Volgens 1 Kon. 8 : 9 en 2 Kron. 5 : 10 was er niets in de ark dan de twee tafelen; in Hebr. 9 : 4 staat dat in de ark zich ook nog bevonden de kruik met manna en de staf van Aaron, die gebloeid had. In Exod. 16 : 34 en Num. 17 : 10 staat echter duidelijk, dat de staf van Aaron en de kruik met manna zijn geweest voor de getuigenis en niet in de ark.

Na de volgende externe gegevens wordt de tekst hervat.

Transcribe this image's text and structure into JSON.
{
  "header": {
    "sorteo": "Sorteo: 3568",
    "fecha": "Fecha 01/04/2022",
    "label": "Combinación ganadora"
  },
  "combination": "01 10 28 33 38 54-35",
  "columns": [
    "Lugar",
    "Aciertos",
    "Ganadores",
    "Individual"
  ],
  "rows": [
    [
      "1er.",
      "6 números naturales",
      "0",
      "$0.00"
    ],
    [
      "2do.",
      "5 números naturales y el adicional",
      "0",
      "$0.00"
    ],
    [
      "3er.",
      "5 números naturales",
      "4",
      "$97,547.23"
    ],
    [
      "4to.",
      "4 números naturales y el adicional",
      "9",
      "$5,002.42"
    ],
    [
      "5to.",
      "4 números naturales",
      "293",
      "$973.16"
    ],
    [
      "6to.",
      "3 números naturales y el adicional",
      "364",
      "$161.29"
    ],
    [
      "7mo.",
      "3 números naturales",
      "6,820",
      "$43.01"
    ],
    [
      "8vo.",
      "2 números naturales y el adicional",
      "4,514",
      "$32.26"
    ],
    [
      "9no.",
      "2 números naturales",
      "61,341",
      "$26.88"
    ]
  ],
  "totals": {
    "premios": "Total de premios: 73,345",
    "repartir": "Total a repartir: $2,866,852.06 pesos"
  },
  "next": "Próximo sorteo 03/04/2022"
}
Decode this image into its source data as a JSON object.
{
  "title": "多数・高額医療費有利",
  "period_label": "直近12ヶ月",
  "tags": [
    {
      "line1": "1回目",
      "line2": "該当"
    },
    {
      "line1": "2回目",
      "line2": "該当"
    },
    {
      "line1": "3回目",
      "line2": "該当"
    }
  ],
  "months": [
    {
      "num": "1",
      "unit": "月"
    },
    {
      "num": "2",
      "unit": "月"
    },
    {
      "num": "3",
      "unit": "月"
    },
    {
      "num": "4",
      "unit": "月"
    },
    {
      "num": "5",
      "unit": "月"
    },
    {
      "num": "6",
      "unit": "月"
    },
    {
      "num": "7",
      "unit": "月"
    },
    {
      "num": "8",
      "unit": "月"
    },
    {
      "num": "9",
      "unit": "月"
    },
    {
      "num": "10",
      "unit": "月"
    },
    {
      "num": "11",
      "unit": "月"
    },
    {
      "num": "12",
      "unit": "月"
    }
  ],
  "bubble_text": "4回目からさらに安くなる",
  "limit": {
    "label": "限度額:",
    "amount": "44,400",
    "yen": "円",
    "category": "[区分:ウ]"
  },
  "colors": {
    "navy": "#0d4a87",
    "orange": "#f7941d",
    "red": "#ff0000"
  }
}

Sommige uitleggers zeggen dat de schrijver van den Hebreërbrief zich hier aansluit bij de „in dien tijd bij de Joden, waaraan hij schreef, algemeen gangbare opvatting van Exod. 16:34 en Num. 17 : 10”; de Kantteekenaren herinneren er aan dat sommige uitleggers de woorden „in welke” laten slaan op het woord tabernakel in vs. 3 en weer anderen wel degelijk denken aan de ark „in of omtrent welke de gouden kruik met manna enz. geweest zijn”; ook zijn er die van meening zijn dat de schrijver wat vlak bij iets is, geheel vereenzelvigt met datgene, waarbij het ligt of geplaatst is, indien het er ten nauwste aan verbonden is; de kruik met manna nu en de staf van Aaron waren op het nauwste met de ark verbonden als blijken van de trouw en almacht des Heeren. Dit is zeker dat er, toen de tempel van Salomo werd opgericht, niets meer in de ark was dan de steenen tafelen; of evenwel uit Hebr. 9 : 4 moet worden afgeleid dat er vroeger nog andere voorwerpen in de ark aanwezig waren, durf ik niet beslissen.Op de ark was een deksel van massief goud, dat even lang en breed was als de ark zelf, verzoendeksel genoemd, wijl op den grooten verzoendag hierop de bloedsprenging ter verzoening van de zonden des volks geschiedde (Lev. 16 :14); naar dit verzoendeksel heette het heilige der heiligen ook „huis des verzoendeksels” (1 Kron. 28:11); want de ark was in den tabernakel en tempel het meest heilige voorwerp onder de dingen die in het „huis des Heeren” waren en vond daarom haar plaats ook in het heilige der heiligen en van de ark was voor Israël het verzoendeksel weer het voornaamste stuk. Aan de uiteinden van dit verzoendeksel waren twee cherubs aangebracht, van dicht goud, doch van binnen hol, die met hun uitgebreide vleugelen de ark overschaduwden. Deze cherubs verschilden van die, welke Ezechiël beschrijft; zij hadden elk slechts één aangezicht, dat naar elkander was toegekeerd en den blik deemoedig neersloeg op het verzoendeksel. Dit verzoendeksel diende niet slechts om een deksel voor de kist te zijn, maar had zijn eigen bizondere beteekenis. Het verzoendeksel, kapporeth, was het middelpunt der tegenwoordigheid Gods onder zijn volk, als het ware de troon, van welke Hij Israël, als diens onzichtbare koning, wilde regeeren en zijne bevelen geven. Het was dus meer dan een deksel, ’t was een troon, want in die ark onder dat deksel, lagen de twee steenen tafelen; zoo vormden gerechtigheid en gerichte de vastheid van zijn troon (Ps. 89 : 15).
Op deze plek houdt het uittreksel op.